I don't think this was EcoBoost.
@@kevin9c1 Yeah never really gets addressed. Just stating that if it was there are more reasons that you could get intermittent misfires.
Probably time for that infamous water pump anyway.
Always amazed me how the old mod V8 and the 3.8 and 4.2 V6 water pumps would last the life of the engine but as soon as Ford throws one behind the timing cover requiring massive amounts of labor to get at and it fails prematurely.
Side note-I do a lot of Ford work and every one I've seen with a stetched timing chain/broken tensioner seems to throw the timing off on that bank first.
I wonder was it the Dreaded P0420 code that made the dealer change the cat. I am going thru the same issue with my tucson.
So how did we get from "timing is off" to replacing the whole engine? Is it actually cheaper to just swap the whole unit on these Fords rather than pull the timing cover?
31:56 He, why you don't do cam crack correlation?
If the intake cam was off far enough, it's possible the engine had almost zero intake vacuum, preventing the injected fuel from being drawn into the cylinders properly. I think that combined with the slightly over-advanced spark explains why the engine wasn't even attempting to start.
Ivan on you final explanation u said , that each tooth on the crank gear is 13 degrees.
And it looks like was advanced 39 degrees, so the chain jumped 3 teeth?
Yup
Your pressure peak in cylinder is not a good reference to TDC with a timing issues. Using CKP with the Ignition strike is. Either way the engine covers need to come off. I feel bad for the customer who bought it. problems to the end!
Nice diag my bro
Ove had this happen to me due to bad connection at the injectors. Took me a while to find it.

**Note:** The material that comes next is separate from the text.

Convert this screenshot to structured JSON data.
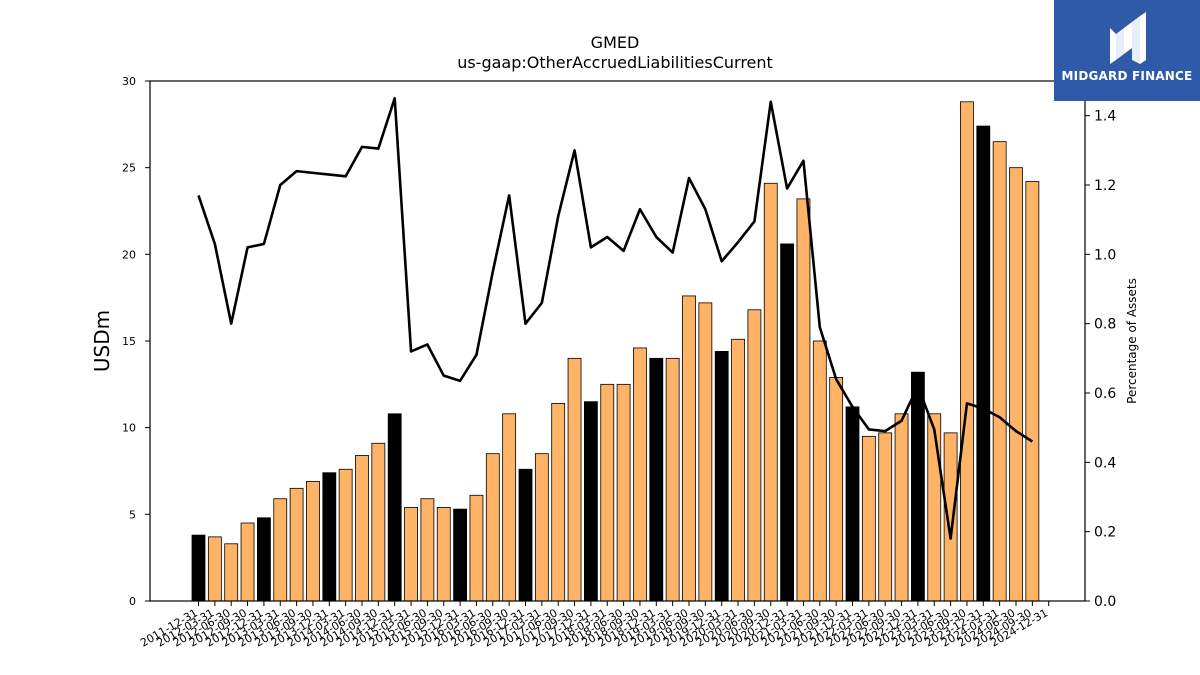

Would have liked to know what happened with the original engine, I'm thinking mechanical timing is off due to worn timing chain guide caused by improper maintenance
The first thing I'd check is the spare tire pressure. EDIT: i honestly paused the vid at 16:53 Start with the super-basics: is there spark? is there fuel delivery?
So it's cheaper to replace the engine instead of repairing the old one?
Ivan in the beginning you kind of glazed over the long term fuel trim that was high. Any reason not to investigate that further?
Well, you're getting better at least you didn't destroy a rod. lol
it is a brain buster for sure. I Think you are on the right track too bad the data isn't more definitative. Poor / no maintenance by the previous owner. New vehicle are very complex and maintenance schedules need to be followed. I'd hate to own this money pit
I'm guessing the injection was occurring after spark, leaving the plugs wet, but not making any power.
You would think Ford would catch on that driving the water pump with the timing chain is not a good idea. They should have figured that out from the early eighties Escorts. The fact that they haven't figured that out after 45 years would make you think they do it on purpose for planned obsolescence.
Oh these are the fun ones.
So will there be be an update when\if the shop checks the mechanical timing on that engine cuz you know inquiring minds want to know…it’s just what we mechanics do so the impulse to scratch the head goes away..
See pinned comment 👍
Most Ford COP systems fire in a Waste Spark concept until the cam sensors sync the coils to a single firing event from my experience. It should run with a loss of cam signals. 15 degrees would sound about right as most fords ran at 10 degrees base timing but I'm not sure. waiting for the reveal...
When using the crank gear to cakculate valve timing, don't you need to consider that the valve gear rotates 1 time for every 2 crank rotations.